While many student residents chose to seek shelter off campus, Jagassar and several hundred other residents stayed at Parkview Hall at MMC, which serves as a hurricane evacuation center for the FIU resident student population and meets building occupancy standards for a Category 5 hurricane. Hurricane Irma marked the first time the building was used in such a capacity.
“The closer it came, the more serious it became for all of us. I didn’t know what to expect from this hurricane,” says Jagassar, who packed essentials and left most of his belongings behind in his residence hall. “I chose to be here because it was really my only option.”
While it was the only option for Jagassar, staying at Parkview was the best option for freshman biology student Kaelin Berthold. The Panther Hall resident felt that staying at FIU was the safest place for her to be.
“My mom even encouraged me to stay here,” Berthold added. “The university seemed to be really prepared and ready to deal with it.”
Chris Downs, a junior broadcast journalism student and a residential assistant at Lakeview North, and his colleagues were tasked with helping keep residents calm and reassured before, during and after the hurricane. While many students from Florida may be accustomed to hurricanes and close calls, this one was the first for many out-of-state students.
“We just took it one day at a time and tried to, strategically, make decisions that will help us get through the storm,” Downs said.
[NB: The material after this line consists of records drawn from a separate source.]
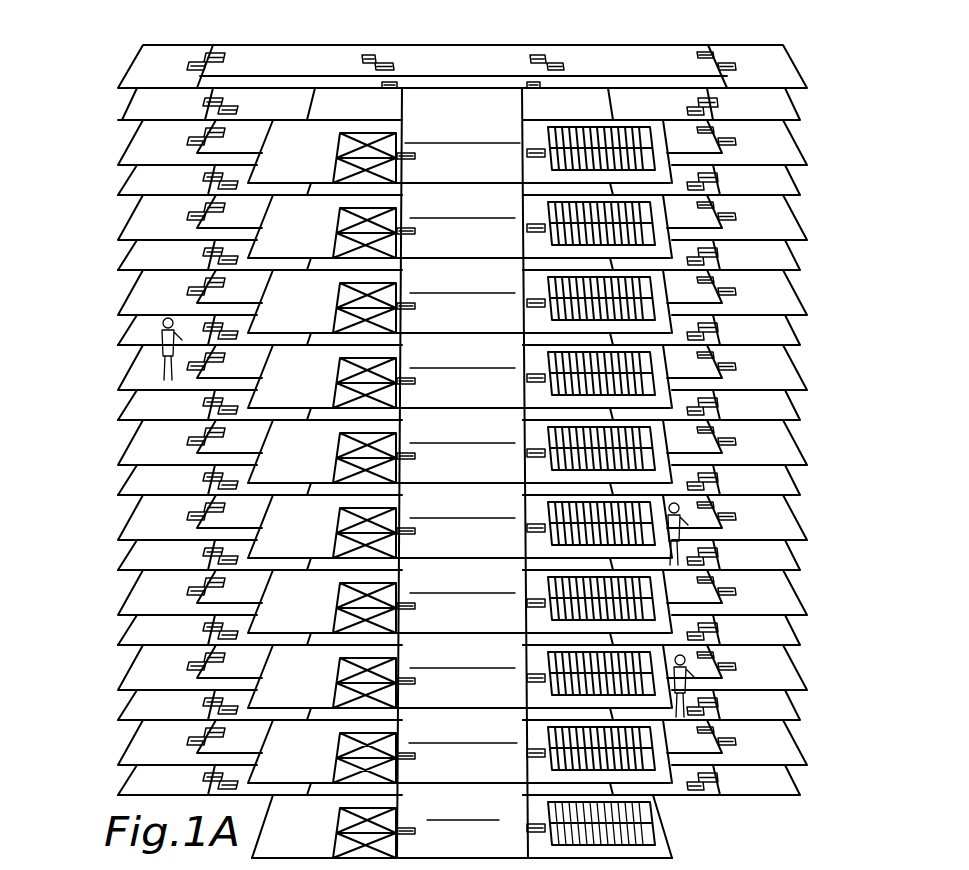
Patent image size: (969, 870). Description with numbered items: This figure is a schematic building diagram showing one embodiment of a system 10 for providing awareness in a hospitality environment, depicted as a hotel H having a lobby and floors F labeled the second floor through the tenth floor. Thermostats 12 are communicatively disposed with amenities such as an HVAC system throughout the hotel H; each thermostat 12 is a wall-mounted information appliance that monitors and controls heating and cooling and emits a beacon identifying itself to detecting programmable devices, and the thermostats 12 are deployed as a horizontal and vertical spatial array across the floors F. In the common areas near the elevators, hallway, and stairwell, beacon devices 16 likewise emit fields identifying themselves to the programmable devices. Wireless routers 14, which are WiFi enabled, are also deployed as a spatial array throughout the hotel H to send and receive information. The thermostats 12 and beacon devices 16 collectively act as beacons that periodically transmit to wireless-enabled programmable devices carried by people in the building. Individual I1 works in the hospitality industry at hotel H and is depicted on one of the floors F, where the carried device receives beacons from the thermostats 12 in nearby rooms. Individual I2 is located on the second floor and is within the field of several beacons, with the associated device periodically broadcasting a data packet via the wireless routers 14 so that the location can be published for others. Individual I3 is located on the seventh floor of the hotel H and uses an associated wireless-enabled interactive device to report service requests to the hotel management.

The system for providing awareness in a hospitality environment 10 is at (106, 58).
The thermostat 12 is at (530, 58).
The wireless router 14 is at (397, 86).
The beacon device 16 is at (471, 497).
The individual I1 is at (690, 562).
The individual I2 is at (696, 712).
The individual I3 is at (157, 362).
The hotel H is at (662, 809).
The floors F is at (534, 864).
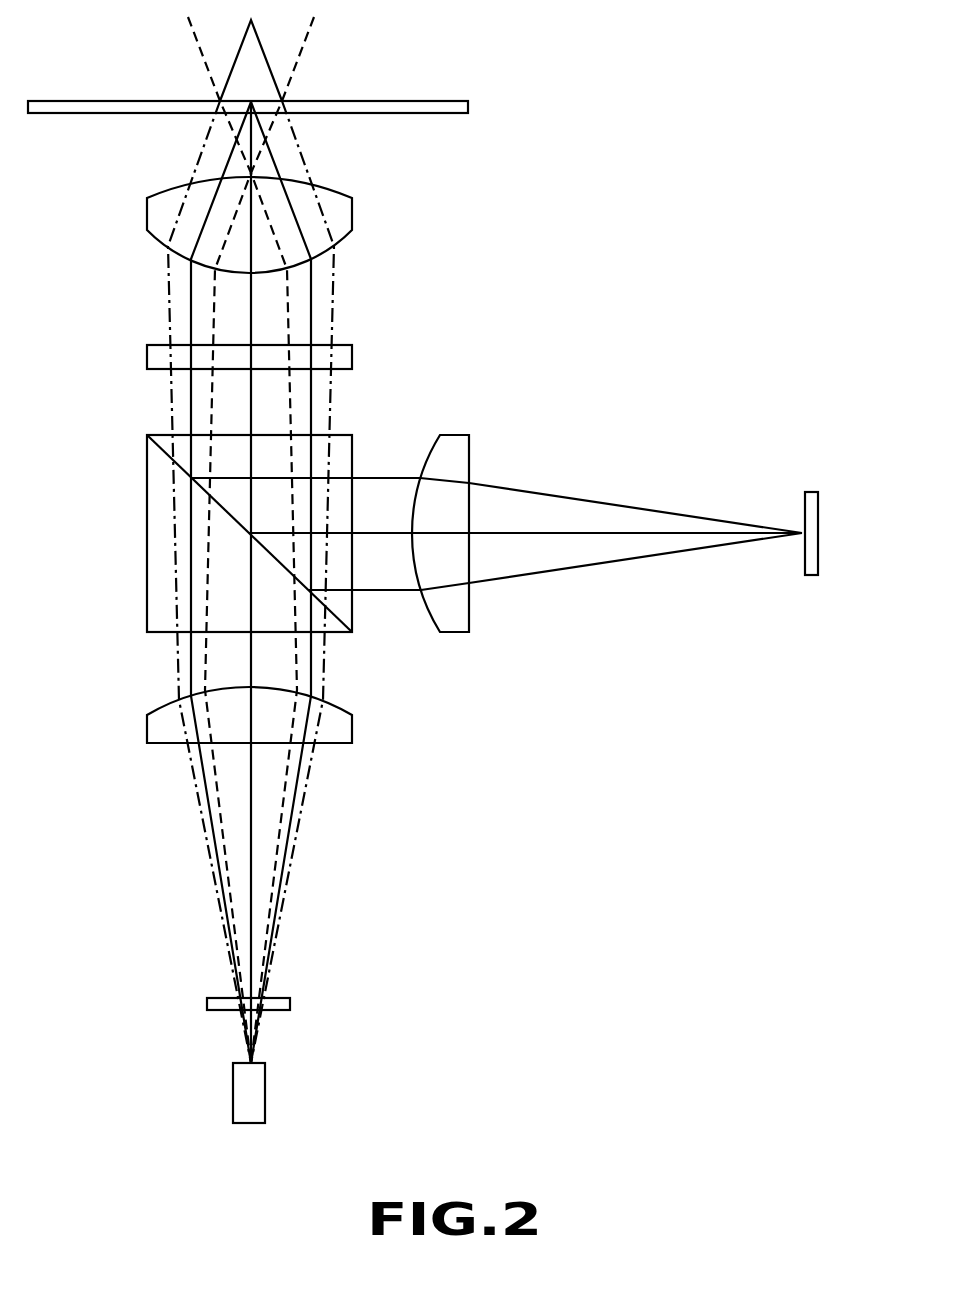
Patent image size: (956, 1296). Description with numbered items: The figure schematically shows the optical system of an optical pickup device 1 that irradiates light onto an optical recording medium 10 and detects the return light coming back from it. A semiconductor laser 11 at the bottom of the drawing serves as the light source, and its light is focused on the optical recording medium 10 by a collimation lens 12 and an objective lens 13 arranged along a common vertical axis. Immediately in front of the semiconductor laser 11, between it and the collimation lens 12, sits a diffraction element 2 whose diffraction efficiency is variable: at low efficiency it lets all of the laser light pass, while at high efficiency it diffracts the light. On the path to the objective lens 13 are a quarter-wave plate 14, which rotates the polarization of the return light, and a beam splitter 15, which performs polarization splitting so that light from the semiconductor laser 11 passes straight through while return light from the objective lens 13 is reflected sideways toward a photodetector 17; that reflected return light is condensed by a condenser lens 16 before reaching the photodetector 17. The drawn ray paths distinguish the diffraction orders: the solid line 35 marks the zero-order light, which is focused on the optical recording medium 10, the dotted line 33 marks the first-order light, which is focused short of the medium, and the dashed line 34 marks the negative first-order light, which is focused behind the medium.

The optical pickup device 1 is at (642, 136).
The diffraction element 2 is at (290, 1004).
The optical recording medium 10 is at (396, 100).
The semiconductor laser 11 is at (265, 1092).
The collimation lens 12 is at (352, 728).
The objective lens 13 is at (352, 212).
The λ/4 plate 14 is at (352, 357).
The beam splitter 15 is at (147, 523).
The condenser lens 16 is at (455, 435).
The photodetector 17 is at (810, 492).
The dotted line 33 is at (285, 785).
The dashed line 34 is at (292, 848).
The solid line 35 is at (295, 818).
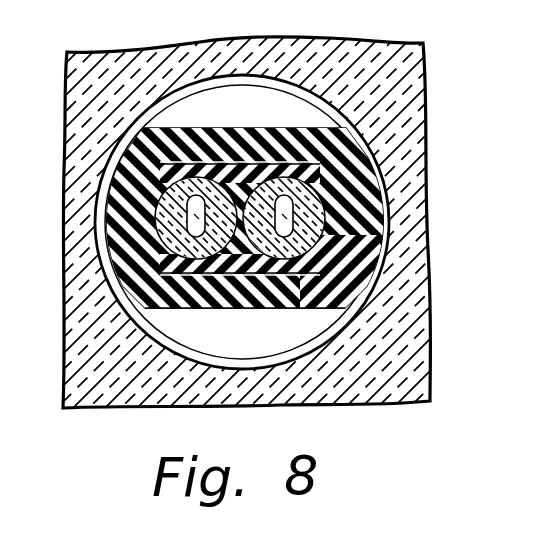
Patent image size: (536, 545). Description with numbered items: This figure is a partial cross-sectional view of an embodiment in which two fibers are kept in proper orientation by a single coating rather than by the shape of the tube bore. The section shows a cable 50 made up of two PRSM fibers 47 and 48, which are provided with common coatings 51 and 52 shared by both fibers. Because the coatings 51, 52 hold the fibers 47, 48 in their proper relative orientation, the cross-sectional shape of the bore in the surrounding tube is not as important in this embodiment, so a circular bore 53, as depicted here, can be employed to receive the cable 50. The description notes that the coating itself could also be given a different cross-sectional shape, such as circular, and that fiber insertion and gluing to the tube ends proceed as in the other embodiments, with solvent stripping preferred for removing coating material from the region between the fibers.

The PRSM fiber 47 is at (160, 187).
The PRSM fiber 48 is at (326, 249).
The cable 50 is at (395, 178).
The common coating 51 is at (198, 130).
The common coating 52 is at (275, 308).
The circular bore 53 is at (314, 98).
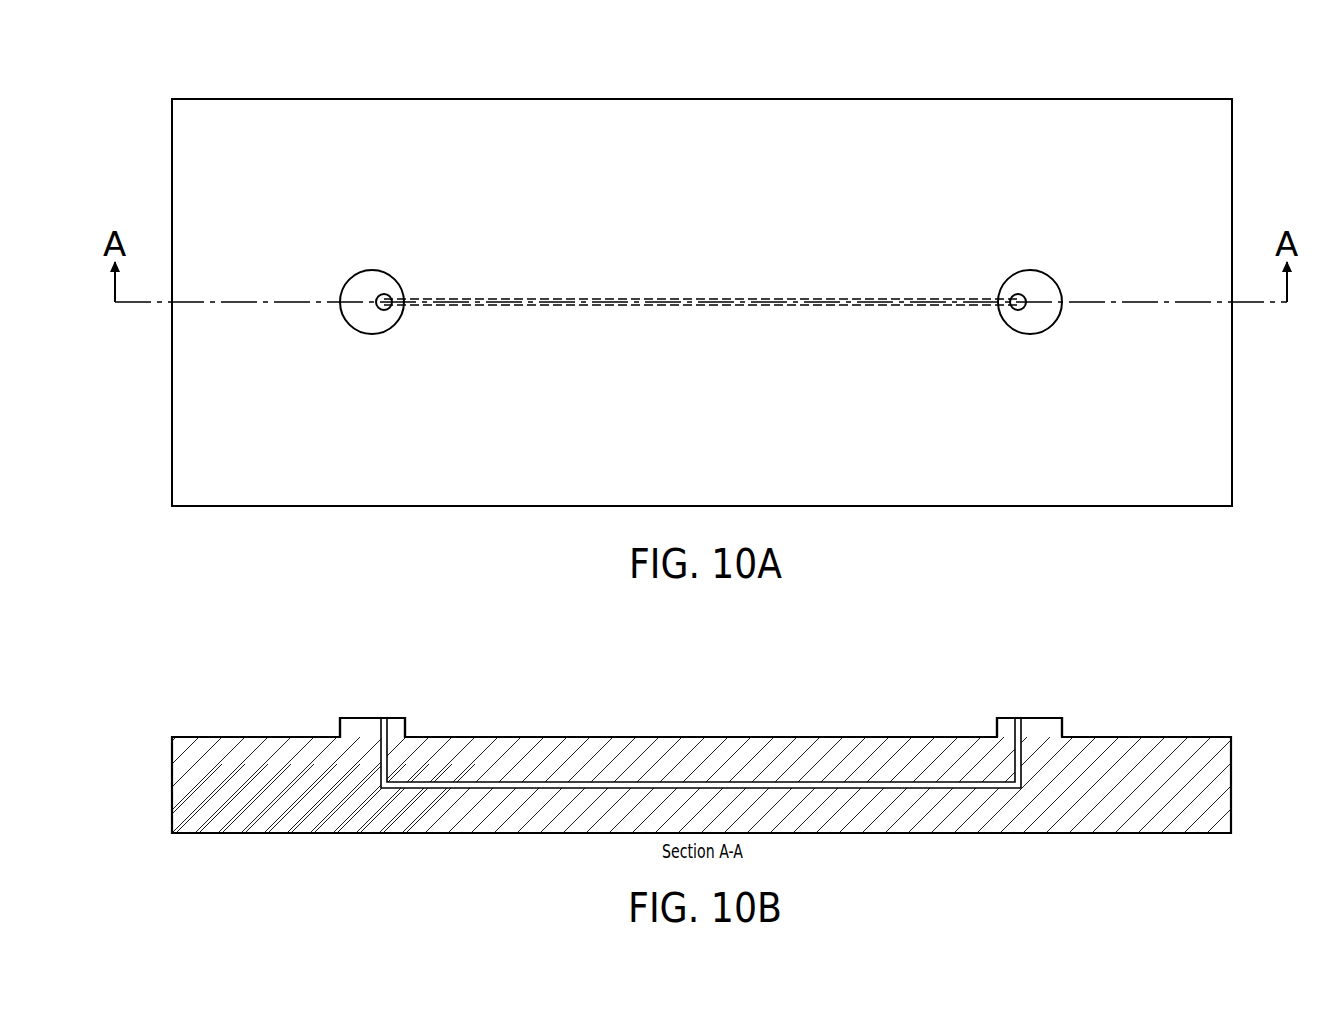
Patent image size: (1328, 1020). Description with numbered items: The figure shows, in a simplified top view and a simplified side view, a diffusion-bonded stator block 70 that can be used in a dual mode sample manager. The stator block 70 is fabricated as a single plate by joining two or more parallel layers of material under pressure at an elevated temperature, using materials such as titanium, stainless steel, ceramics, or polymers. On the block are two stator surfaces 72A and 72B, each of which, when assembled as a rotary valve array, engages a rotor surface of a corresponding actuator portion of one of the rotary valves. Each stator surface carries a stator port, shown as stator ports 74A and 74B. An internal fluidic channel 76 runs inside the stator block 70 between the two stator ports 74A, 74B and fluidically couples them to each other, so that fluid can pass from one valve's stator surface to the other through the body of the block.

In FIG. 10A, the stator block 70 is at (1141, 88).
In FIG. 10B, the stator block 70 is at (1221, 702).
In FIG. 10A, the stator surface 72A is at (372, 270).
In FIG. 10B, the stator surface 72A is at (363, 715).
In FIG. 10A, the stator surface 72B is at (1030, 270).
In FIG. 10B, the stator surface 72B is at (1041, 715).
In FIG. 10A, the stator port 74A is at (389, 310).
In FIG. 10A, the stator port 74B is at (1015, 310).
In FIG. 10A, the internal fluidic channel 76 is at (712, 300).
In FIG. 10B, the internal fluidic channel 76 is at (484, 790).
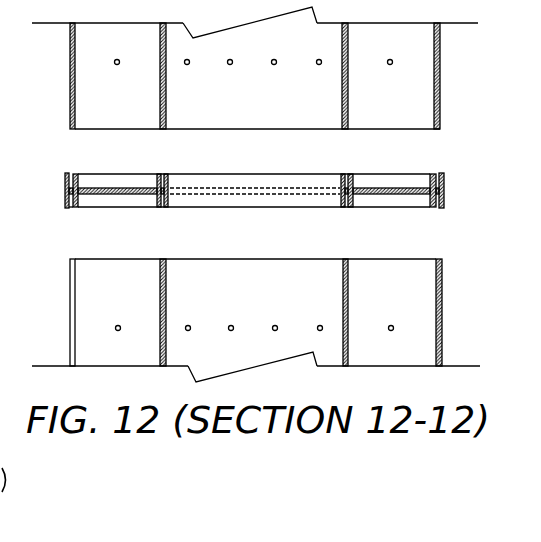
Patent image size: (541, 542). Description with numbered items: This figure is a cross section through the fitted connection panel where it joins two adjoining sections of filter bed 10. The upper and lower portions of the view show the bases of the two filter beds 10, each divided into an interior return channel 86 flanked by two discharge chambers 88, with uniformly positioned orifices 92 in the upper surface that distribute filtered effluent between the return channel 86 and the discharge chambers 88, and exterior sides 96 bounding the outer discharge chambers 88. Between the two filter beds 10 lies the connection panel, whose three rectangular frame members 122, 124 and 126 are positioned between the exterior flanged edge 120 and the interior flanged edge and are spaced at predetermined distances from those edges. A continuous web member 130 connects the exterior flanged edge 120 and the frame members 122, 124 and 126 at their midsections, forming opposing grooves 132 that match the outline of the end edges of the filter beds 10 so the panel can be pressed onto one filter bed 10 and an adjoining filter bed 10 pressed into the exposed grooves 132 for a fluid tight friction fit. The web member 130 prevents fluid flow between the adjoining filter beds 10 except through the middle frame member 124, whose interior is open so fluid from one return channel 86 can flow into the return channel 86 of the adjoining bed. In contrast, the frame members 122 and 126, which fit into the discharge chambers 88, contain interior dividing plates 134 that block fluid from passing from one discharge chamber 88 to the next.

The filter bed 10 is at (452, 43).
The interior return channel 86 is at (270, 107).
The discharge chamber 88 is at (113, 88).
The orifices 92 is at (166, 80).
The exterior side 96 is at (72, 82).
The exterior flanged edge 120 is at (66, 196).
The frame member 122 is at (77, 176).
The frame member 124 is at (168, 208).
The frame member 126 is at (436, 174).
The web member 130 is at (70, 173).
The grooves 132 is at (72, 212).
The interior dividing plate 134 is at (125, 189).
The students spent more than 48 hours inside of Parkview, much of the time huddled in hallways away from the hurricane-proof windows as Hurricane Irma’s stormy conditions raged and lingered over Miami.
To pass the time, the students, residential assistants and other housing and residential life personnel blasted music in some areas and played board games like Monopoly or card games like Uno in other areas to keep their mind off of the storm raging around them.
“Hearing the rain up against the window and seeing the trees in the wind, it was pretty scary at times,” Berthold said.
For several brief minutes Parkview lost power, but it was a temporary inconvenience as the facility’s generators kicked in and provided those inside with electricity and air conditioning for the duration of the hurricane.
In a way, the opportunity to stay on campus during Irma helped forge new friendships and strengthened already existing ones for both Jagassar and Berthold.
“I probably would have made the same decision again,” Berthold said. “Even though we had to sleep on the floor for a bit, I made new friends and it was a lot of fun overall.”
After the hurricane many of the residents, including Berthold, were able to return to their rooms and are trying to get ready for their classes, which resume on Monday, Sept. 18.
But Jagassar and the other Bayview residents have not been able to return to theirs as FIU staff attempts to clear and fix some of the damage done to the facility during the storm.
In the meantime, they have had to make the residence halls at MMC a temporary home and hope to return to BBC before the end of the weekend.
“We have a room, a fridge, air conditioning and electricity, which a lot of people don’t have, so we feel very fortunate,” Jagassar said.
All in all, Jagassar knows it could have been worse. Much worse.